Multilingual Large Language Models do not comprehend all natural languages to equal degrees
Natalia Moskvina, Raquel Montero, Masaya Yoshida, Ferdy Hubers, Paolo Morosi, Walid Irhaymi, Jin Yan, Tamara Serrano, Elena Pagliarini, Fritz G\"unther, Evelina Leivada

TL;DR
This study evaluates the comprehension abilities of multilingual large language models across 12 diverse languages, revealing they perform variably and often better on some low-resource languages than on English, challenging common assumptions.
Contribution
It provides a comprehensive cross-linguistic assessment of LLMs, highlighting their uneven performance and the factors influencing their language comprehension abilities.
Findings
LLMs outperform human baselines in some languages
English is not always the best-performing language for LLMs
Performance varies significantly across language families and resource levels
Abstract
Large Language Models (LLMs) play a critical role in how humans access information.
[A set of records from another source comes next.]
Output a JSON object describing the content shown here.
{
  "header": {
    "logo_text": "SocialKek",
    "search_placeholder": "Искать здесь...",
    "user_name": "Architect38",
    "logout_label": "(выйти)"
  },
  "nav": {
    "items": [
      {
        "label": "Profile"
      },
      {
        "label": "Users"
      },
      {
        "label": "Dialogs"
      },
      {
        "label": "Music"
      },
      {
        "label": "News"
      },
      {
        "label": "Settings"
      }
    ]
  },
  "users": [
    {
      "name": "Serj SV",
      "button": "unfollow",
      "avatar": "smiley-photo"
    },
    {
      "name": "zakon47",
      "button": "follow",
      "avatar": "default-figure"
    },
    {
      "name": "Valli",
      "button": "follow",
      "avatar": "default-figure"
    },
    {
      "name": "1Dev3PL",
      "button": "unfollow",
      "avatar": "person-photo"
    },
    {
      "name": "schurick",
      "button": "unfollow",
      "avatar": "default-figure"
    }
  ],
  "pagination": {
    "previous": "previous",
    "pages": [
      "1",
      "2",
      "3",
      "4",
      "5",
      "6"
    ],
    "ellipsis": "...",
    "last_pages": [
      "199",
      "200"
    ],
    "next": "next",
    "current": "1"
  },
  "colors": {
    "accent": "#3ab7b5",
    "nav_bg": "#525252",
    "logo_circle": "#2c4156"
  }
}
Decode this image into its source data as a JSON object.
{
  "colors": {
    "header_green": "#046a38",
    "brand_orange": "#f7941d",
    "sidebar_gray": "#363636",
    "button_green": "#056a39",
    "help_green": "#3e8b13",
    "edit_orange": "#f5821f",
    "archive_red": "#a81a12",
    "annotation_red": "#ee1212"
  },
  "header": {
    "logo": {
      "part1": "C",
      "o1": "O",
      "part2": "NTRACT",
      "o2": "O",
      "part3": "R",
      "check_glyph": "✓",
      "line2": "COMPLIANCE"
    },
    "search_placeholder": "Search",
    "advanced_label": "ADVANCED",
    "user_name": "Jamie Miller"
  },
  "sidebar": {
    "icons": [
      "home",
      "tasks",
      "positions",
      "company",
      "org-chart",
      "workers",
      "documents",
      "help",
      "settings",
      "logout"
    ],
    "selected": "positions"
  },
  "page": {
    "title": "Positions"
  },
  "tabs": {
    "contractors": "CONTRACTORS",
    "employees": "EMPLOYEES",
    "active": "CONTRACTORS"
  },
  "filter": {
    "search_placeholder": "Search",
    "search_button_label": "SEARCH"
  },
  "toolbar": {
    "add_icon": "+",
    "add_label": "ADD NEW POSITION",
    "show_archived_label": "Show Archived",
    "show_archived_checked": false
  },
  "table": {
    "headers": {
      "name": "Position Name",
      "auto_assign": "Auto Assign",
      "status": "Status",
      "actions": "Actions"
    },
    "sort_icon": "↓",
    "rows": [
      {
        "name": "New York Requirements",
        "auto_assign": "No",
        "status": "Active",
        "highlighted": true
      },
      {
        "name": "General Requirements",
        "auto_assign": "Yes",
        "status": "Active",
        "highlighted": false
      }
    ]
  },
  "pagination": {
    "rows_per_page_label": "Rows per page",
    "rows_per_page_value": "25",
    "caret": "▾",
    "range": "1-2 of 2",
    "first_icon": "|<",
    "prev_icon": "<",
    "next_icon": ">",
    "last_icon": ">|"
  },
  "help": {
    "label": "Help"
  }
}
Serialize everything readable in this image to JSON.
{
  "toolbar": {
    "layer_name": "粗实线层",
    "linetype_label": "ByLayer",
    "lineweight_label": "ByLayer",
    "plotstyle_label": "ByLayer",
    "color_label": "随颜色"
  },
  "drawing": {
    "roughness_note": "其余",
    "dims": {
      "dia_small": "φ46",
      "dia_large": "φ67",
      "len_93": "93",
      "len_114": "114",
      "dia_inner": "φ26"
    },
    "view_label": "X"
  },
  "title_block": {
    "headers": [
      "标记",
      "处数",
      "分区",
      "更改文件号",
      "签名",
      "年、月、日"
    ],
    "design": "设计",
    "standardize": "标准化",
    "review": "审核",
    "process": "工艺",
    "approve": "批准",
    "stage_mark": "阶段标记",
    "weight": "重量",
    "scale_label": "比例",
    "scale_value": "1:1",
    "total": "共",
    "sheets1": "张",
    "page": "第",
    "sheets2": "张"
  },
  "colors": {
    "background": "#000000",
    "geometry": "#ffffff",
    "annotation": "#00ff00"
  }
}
While their core use relies on comprehending written requests, our understanding of this ability is currently limited, because most benchmarks evaluate LLMs in high-resource languages predominantly spoken by Western, Educated, Industrialised, Rich, and Democratic (WEIRD) communities. The default assumption is that English is the best-performing language for LLMs, while smaller, low-resource languages are linked to less reliable outputs, even in multilingual, state-of-the-art models. To track variation in the comprehension abilities of LLMs, we prompt 3 popular models on a language comprehension task across 12 languages, representing the Indo-European, Afro-Asiatic, Turkic, Sino-Tibetan, and Japonic language families. Our results suggest that the models exhibit remarkable linguistic accuracy across…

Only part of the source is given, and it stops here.